Изменить размер шрифта - +
На днях я видела на Восточном вокзале, как одна из дам в форме напустилась на солдата с орденом Почетного легиона: «Что это, друг мой, почему вы не отдаете мне честь? Разве вы не видите, что я капитан?» Она указала на свои нашивки.

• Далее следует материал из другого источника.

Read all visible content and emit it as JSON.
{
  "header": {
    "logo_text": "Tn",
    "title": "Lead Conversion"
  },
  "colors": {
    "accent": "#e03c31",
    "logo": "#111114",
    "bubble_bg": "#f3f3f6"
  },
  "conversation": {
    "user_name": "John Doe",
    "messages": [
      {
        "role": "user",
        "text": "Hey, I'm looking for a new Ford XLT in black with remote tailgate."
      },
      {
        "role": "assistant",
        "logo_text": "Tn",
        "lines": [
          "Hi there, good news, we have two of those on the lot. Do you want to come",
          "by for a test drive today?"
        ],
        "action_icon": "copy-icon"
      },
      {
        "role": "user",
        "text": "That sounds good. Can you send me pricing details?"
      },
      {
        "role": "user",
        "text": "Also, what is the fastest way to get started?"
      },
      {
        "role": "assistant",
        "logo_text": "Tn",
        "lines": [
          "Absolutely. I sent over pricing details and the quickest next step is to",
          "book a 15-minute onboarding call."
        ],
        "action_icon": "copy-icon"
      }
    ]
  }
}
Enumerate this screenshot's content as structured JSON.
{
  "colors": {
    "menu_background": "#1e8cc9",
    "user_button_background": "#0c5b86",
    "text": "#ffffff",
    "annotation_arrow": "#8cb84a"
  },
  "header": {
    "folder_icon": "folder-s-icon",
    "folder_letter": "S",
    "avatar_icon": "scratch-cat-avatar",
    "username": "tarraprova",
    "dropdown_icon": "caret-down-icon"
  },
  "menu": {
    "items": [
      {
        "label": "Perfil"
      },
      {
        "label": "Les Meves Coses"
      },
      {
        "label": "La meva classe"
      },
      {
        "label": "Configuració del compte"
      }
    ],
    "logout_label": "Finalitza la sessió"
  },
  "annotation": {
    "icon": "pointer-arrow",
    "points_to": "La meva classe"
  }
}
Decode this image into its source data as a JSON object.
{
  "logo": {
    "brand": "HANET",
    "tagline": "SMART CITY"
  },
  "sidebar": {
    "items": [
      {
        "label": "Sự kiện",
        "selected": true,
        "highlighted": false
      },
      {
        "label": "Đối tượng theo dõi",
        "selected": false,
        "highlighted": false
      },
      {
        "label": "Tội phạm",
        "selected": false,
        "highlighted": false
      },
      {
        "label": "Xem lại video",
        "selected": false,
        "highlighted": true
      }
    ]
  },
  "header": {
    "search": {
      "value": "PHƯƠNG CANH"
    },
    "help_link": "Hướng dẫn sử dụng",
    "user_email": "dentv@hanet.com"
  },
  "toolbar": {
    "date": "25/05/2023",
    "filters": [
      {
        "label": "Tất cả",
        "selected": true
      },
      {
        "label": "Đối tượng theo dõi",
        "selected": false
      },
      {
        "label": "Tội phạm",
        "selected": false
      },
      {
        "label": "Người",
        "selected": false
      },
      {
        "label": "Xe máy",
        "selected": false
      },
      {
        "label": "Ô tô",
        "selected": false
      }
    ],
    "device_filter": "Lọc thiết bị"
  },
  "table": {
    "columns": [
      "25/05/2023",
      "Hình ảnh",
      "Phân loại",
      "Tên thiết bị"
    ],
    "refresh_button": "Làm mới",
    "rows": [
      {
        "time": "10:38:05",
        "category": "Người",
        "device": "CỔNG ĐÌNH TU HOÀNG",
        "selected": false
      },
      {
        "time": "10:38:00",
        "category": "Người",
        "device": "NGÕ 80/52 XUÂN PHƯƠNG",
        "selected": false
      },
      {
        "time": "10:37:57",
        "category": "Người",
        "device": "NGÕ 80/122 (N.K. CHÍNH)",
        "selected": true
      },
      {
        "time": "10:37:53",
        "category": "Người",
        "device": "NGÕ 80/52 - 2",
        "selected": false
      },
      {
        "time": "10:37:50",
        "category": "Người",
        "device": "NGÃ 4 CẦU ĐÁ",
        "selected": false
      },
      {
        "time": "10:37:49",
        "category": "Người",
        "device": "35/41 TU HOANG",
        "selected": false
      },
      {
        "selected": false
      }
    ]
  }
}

Солдат посмотрел на нее, она была красивая и молодая, и засмеялся. Дама припустила от него чуть ли не бегом: «Какой невежа». Я пошла к начальнику Центра, чтобы уладить дело с Розыскной службой. Он разрешил нам остаться, но в глубине зала, около багажного отделения. Пока нет эшелонов с депортированными, я держусь. Они возвращаются через «Лютецию», в д'Орсэ пока что попадают лишь одиночки. Я боюсь увидеть Робера Л. Когда объявляют о прибытии депортированных, я покидаю Центр и возвращаюсь лишь после того, как они уходят, я договорилась об этом с товарищами. Когда возвращаюсь, они еще издали делают мне знаки: «Нет, никто не знает Робера Л.» Вечером я иду в газету, даю списки. Каждый вечер я говорю Д.: «Завтра я не пойду в д'Орсэ».

 

 

Д'Орсэ. На улице у Центра — большая толпа сбившихся в кучу жен военнопленных. Их отделяет от пленных белый барьер. Они выкрикивают: «Вы знаете что-нибудь о таком-то?» Иногда солдаты останавливаются, некоторые отвечают. В семь утра женщины уже тут. Есть такие, которые не уходят до трех часов ночи и возвращаются к семи утра. А некоторые остаются на всю ночь. Их не пускают внутрь. Сюда приходит также множество людей, которые никого не ждут, — поглазеть на прибытие военнопленных, на поведение женщин, ожидающих их, и на все остальное, поглазеть, как все это происходит, ведь такое, наверно, никогда больше не повторится, для них это спектакль.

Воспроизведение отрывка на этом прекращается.